- Episode no.: Season 8 Episode 10
- Directed by: Sanford Bookstaver
- Written by: Marqui Jackson
- Original air date: January 30, 2012

Guest appearances
- Bridgit Mendler as Callie Rogers; Yaya DaCosta as Anita; Darlene Vogel as Ellen Rogers; Kai Lennox as George; Brad Carter as Sheldon;

Episode chronology
| ← Previous "Better Half" | Next → "Nobody's Fault" |
- House season 8

= Runaways (House) =

"Runaways" is the tenth episode from season eight of House and the one-hundred sixty-fifth overall. It originally aired on Fox on January 30, 2012.

A teenage girl Callie/Jane Doe (Bridgit Mendler) needs a surgery requiring adult consent, but claims she is fleeing an abusive household. House and Adams debate whether to call Social Services, but then her mom shows up and it turns out the relationship is far more complicated than the team could have anticipated. Meanwhile, Taub can't connect with his infant daughters and House threatens to exploit Foreman's relationship with a married woman.

The song "Be The Song" by Foy Vance is featured at the end of the episode.

==Plot==

House is examining a young girl (Callie) in the clinic who is having trouble breathing.
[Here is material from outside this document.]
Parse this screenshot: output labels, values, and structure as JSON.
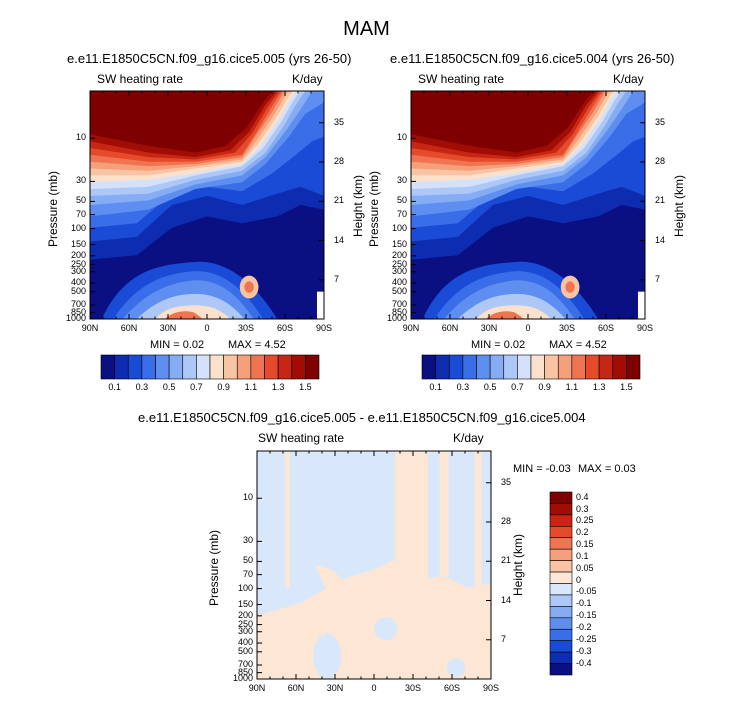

House accuses her and the man she's with of being unrelated. She goes to leave, but House tells her that she's bleeding from her ear. House continues his physical examination.

House meets his team and starts a differential. Adams has figured out the patient isn't really 18 and says they have to call social services. House says that the patient will run if social services is called. House decides to treat for pneumococcus, but the team argues that she may have been vaccinated. Adams finds out that she has been vaccinated for pneumococcus. The patient registered under a fake name, but Adams and Park decide to scan the foreclosed house she listed as her address.
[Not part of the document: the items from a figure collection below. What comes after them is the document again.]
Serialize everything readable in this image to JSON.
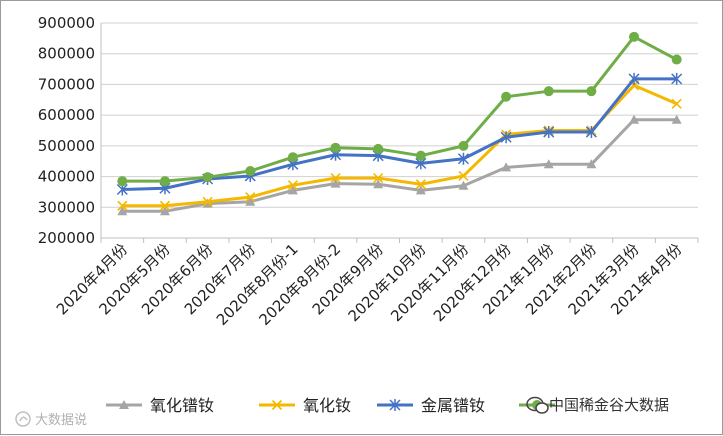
{
  "chart_data": {
    "type": "line",
    "categories": [
      "2020年4月份",
      "2020年5月份",
      "2020年6月份",
      "2020年7月份",
      "2020年8月份-1",
      "2020年8月份-2",
      "2020年9月份",
      "2020年10月份",
      "2020年11月份",
      "2020年12月份",
      "2021年1月份",
      "2021年2月份",
      "2021年3月份",
      "2021年4月份"
    ],
    "ylim": [
      200000,
      900000
    ],
    "yticks": [
      200000,
      300000,
      400000,
      500000,
      600000,
      700000,
      800000,
      900000
    ],
    "grid": true,
    "legend_position": "bottom",
    "series": [
      {
        "name": "氧化镨钕",
        "color": "#a5a5a5",
        "marker": "triangle",
        "values": [
          287000,
          287000,
          312000,
          318000,
          355000,
          377000,
          375000,
          355000,
          370000,
          430000,
          440000,
          440000,
          585000,
          585000
        ]
      },
      {
        "name": "氧化钕",
        "color": "#f5b800",
        "marker": "x",
        "values": [
          305000,
          305000,
          318000,
          333000,
          372000,
          395000,
          395000,
          375000,
          402000,
          537000,
          550000,
          550000,
          697000,
          637000
        ]
      },
      {
        "name": "金属镨钕",
        "color": "#4472c4",
        "marker": "star",
        "values": [
          358000,
          362000,
          392000,
          402000,
          440000,
          471000,
          468000,
          443000,
          458000,
          528000,
          545000,
          545000,
          718000,
          718000
        ]
      },
      {
        "name": "",
        "color": "#70ad47",
        "marker": "circle",
        "values": [
          385000,
          385000,
          398000,
          418000,
          463000,
          494000,
          490000,
          468000,
          500000,
          660000,
          678000,
          678000,
          855000,
          781000
        ]
      }
    ]
  },
  "watermark": {
    "account": "中国稀金谷大数据",
    "brand": "大数据说"
  }
}
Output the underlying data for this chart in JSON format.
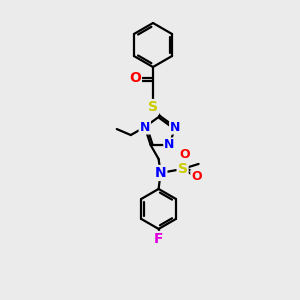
{
  "bg_color": "#ebebeb",
  "atom_colors": {
    "C": "#000000",
    "N": "#0000ff",
    "O": "#ff0000",
    "S": "#cccc00",
    "F": "#e000e0",
    "H": "#000000"
  },
  "bond_color": "#000000",
  "bond_lw": 1.6,
  "font_size_atom": 9,
  "fig_size": [
    3.0,
    3.0
  ],
  "dpi": 100
}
When Callie realizes they went to her school she tries to leave the hospital, knowing that social services will come, but she collapses and complains she can't feel her legs. House drags the team to a skeet shooting range for the next differential. Chase comes up with vasculitis and House agrees to steroids. Adams gets back to calling social services and House makes a bet - if she can hit a clay pigeon, she can call. If she misses, she can't raise the issue again. She expertly hits the pigeon.
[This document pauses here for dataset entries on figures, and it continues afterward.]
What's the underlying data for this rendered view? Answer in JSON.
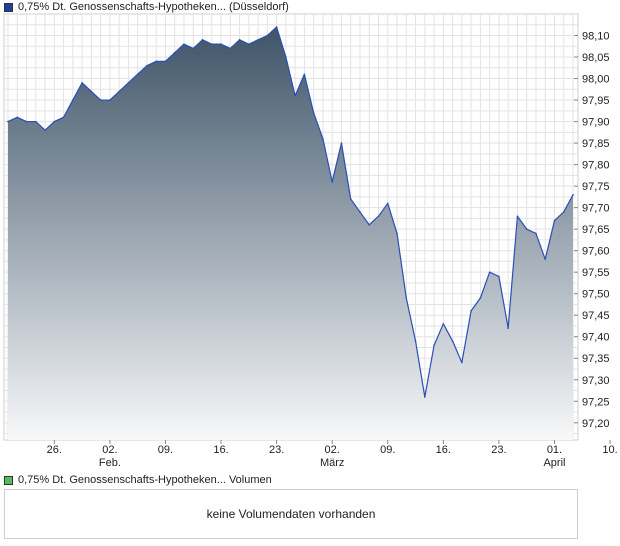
{
  "legend": {
    "price_label": "0,75% Dt. Genossenschafts-Hypotheken... (Düsseldorf)",
    "price_color": "#1f3f9e",
    "volume_label": "0,75% Dt. Genossenschafts-Hypotheken... Volumen",
    "volume_color": "#5cb85c"
  },
  "volume_panel": {
    "message": "keine Volumendaten vorhanden"
  },
  "chart_data": {
    "type": "area",
    "series": [
      {
        "name": "0,75% Dt. Genossenschafts-Hypotheken... (Düsseldorf)",
        "values": [
          97.9,
          97.91,
          97.9,
          97.9,
          97.88,
          97.9,
          97.91,
          97.95,
          97.99,
          97.97,
          97.95,
          97.95,
          97.97,
          97.99,
          98.01,
          98.03,
          98.04,
          98.04,
          98.06,
          98.08,
          98.07,
          98.09,
          98.08,
          98.08,
          98.07,
          98.09,
          98.08,
          98.09,
          98.1,
          98.12,
          98.05,
          97.96,
          98.01,
          97.92,
          97.86,
          97.76,
          97.85,
          97.72,
          97.69,
          97.66,
          97.68,
          97.71,
          97.64,
          97.49,
          97.39,
          97.26,
          97.38,
          97.43,
          97.39,
          97.34,
          97.46,
          97.49,
          97.55,
          97.54,
          97.42,
          97.68,
          97.65,
          97.64,
          97.58,
          97.67,
          97.69,
          97.73
        ]
      }
    ],
    "x_ticks": [
      {
        "index": 5,
        "label": "26."
      },
      {
        "index": 11,
        "label": "02."
      },
      {
        "index": 17,
        "label": "09."
      },
      {
        "index": 23,
        "label": "16."
      },
      {
        "index": 29,
        "label": "23."
      },
      {
        "index": 35,
        "label": "02."
      },
      {
        "index": 41,
        "label": "09."
      },
      {
        "index": 47,
        "label": "16."
      },
      {
        "index": 53,
        "label": "23."
      },
      {
        "index": 59,
        "label": "01."
      },
      {
        "index": 65,
        "label": "10."
      }
    ],
    "x_month_labels": [
      {
        "index": 11,
        "label": "Feb."
      },
      {
        "index": 35,
        "label": "März"
      },
      {
        "index": 59,
        "label": "April"
      }
    ],
    "y_ticks": [
      "97,20",
      "97,25",
      "97,30",
      "97,35",
      "97,40",
      "97,45",
      "97,50",
      "97,55",
      "97,60",
      "97,65",
      "97,70",
      "97,75",
      "97,80",
      "97,85",
      "97,90",
      "97,95",
      "98,00",
      "98,05",
      "98,10"
    ],
    "ylim": [
      97.16,
      98.15
    ],
    "grid": true,
    "gradient_colors": [
      "#3e5468",
      "#f7f8f9"
    ],
    "line_color": "#2a4fb5"
  }
}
The social worker arrives but Adams is suspicious - the patient isn't making a fuss and the social worker is wearing five inch heels. Adams wonders if House could have known she was an expert marksman. House hired a prostitute to impersonate a social worker. Foreman explains that House called back and cancelled the real social worker and has arranged another one. Foreman says House should have told him about an underage patient.

House meets the team to start a new differential, as it appears steroids made it worse. House decides on Zollinger-Ellison syndrome and tells them to get consent from the mother to test for it. Adams is opposed as she believes the mother hit Callie. House says that's not relevant unless social services agrees.

Callie says she lied because people understand physical abuse, but not what she went through. Adams asks her to give her mother another chance, but Callie feels her mother will return to drugs when things get bad. Adams and Chase are performing the endoscopy and find an ulcer in the esophagus. Adams thinks it might be alcoholism, but House thinks it is an aneurysm and wants to do surgery.

They discuss the brain surgery with the patient. Callie realizes Adams thinks House is wrong. Adams accuses the patient of being an alcoholic. Callie denies it. She says she wants the surgery, but Taub says it's the mother's decision. Callie assures her mother she's not an addict, but her mother reminds her that's what she always said. Callie snaps back that she's not like her mother and says she wants surgery. House goes to see the mother. He tells her that her daughter hates her and should hate her. He tells the mother to leave. He says he's going ahead with the surgery and will deal with the fallout. However, he leaves his Vicodin. The mother gives him back his pills and tells him to treat her daughter for alcoholism.

They perform emergency surgery, but can't find anything. The blood vessels are all intact. The patient's blood pressure drops. The team start talking about the patient being in Florida and that it might be a tropical infection. House notes those don't wait for years to appear and goes to dismiss the idea when he thinks of something.

House asks the mother if Callie ever went swimming in Florida. The mother says she went swimming in a nearby canal. He asks the mother to follow him into surgery. House reveals she has ascariasis, a parasite. They are generally asymptomatic, but when set off by a small trauma, they attack the body's organs. She is then given mebendazole.

Callie improves rapidly, but runs away while unsupervised. She leaves behind a note, saying that she believes her mother will fall back to her old ways and, not wanting to experience that again, prefers to remember her mother the way she is now.

==Reception==
The Onion's AV Club gave this episode a B rating.

13th most watched program of the week.